METHODS: This study used various models to examine the effects of activating the TRAIL-DR5 pathway with soluble mouse TRAIL protein and inhibiting the TRAIL-DR5 signaling pathway using DR5 knockout mice or mDR5-Fc fusion protein on NETs formation and cardiac injury. The models used included a co-culture model involving bone marrow-derived neutrophils and primary cardiomyocytes and a model of myocardial I/R in mice.

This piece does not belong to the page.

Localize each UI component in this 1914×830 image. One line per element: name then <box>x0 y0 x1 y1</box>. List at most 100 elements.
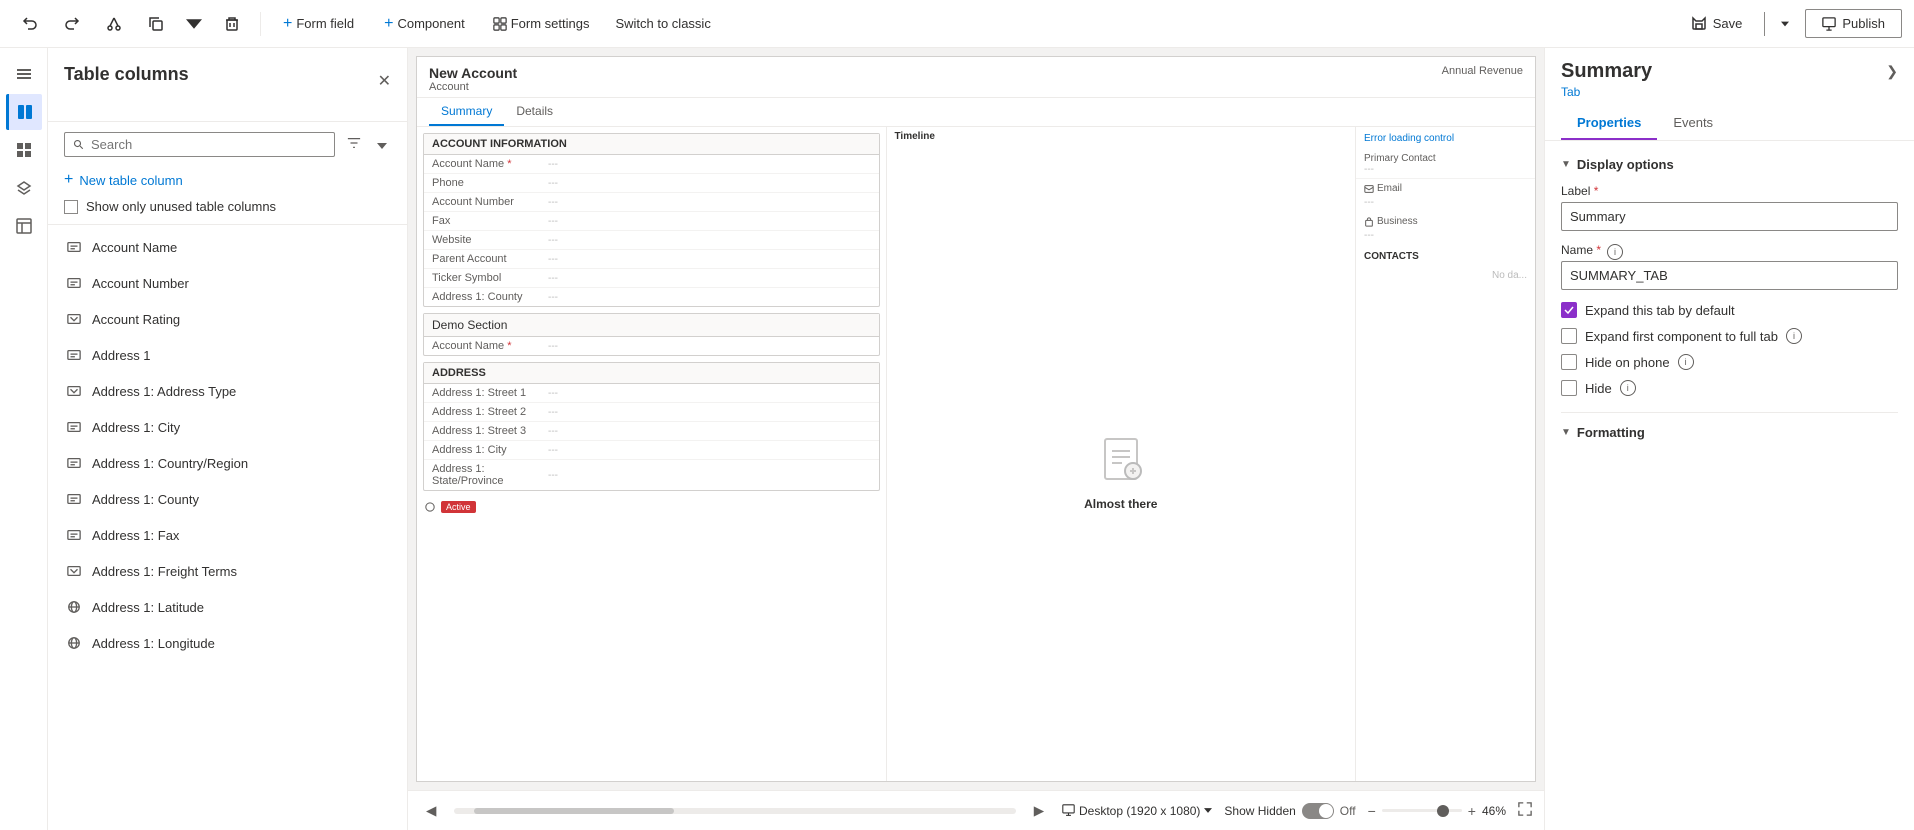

RESULTS: NETs formation is suppressed by TRAIL-DR5 signaling pathway inhibition, which can lessen cardiac I/R injury. This intervention reduces the release of adhesion molecules and chemokines, resulting in decreased neutrophil infiltration and inhibiting NETs production by downregulating PAD4 in neutrophils.
CONCLUSIONS: This work clarifies how the TRAIL-DR5 signaling pathway regulates the neutrophil response during myocardial I/R damage, thereby providing a scientific basis for therapeutic intervention targeting the TRAIL-DR5 signaling pathway in myocardial infarction.
方法:本研究使用各种模型来检查用可溶性小鼠TRAIL蛋白激活TRAIL-DR5通路并使用DR5敲除小鼠或mDR5-Fc融合蛋白抑制TRAIL-DR5信号通路对NETs形成和心脏损伤的影响。所使用的模型包括涉及骨髓来源的嗜中性粒细胞和原代心肌细胞的共培养模型和小鼠中的心肌I/R模型。
结果:NETs的形成受到TRAIL-DR5信号通路抑制的抑制,这可以减轻心脏I/R损伤。这种干预减少了粘附分子和趋化因子的释放,导致中性粒细胞浸润减少,并通过下调中性粒细胞中的PAD4来抑制NETs的产生。
结论:这项工作阐明了TRAIL-DR5信号通路如何在心肌I/R损伤期间调节中性粒细胞反应,从而为心肌梗死中靶向TRAIL-DR5信号通路的治疗干预提供科学依据。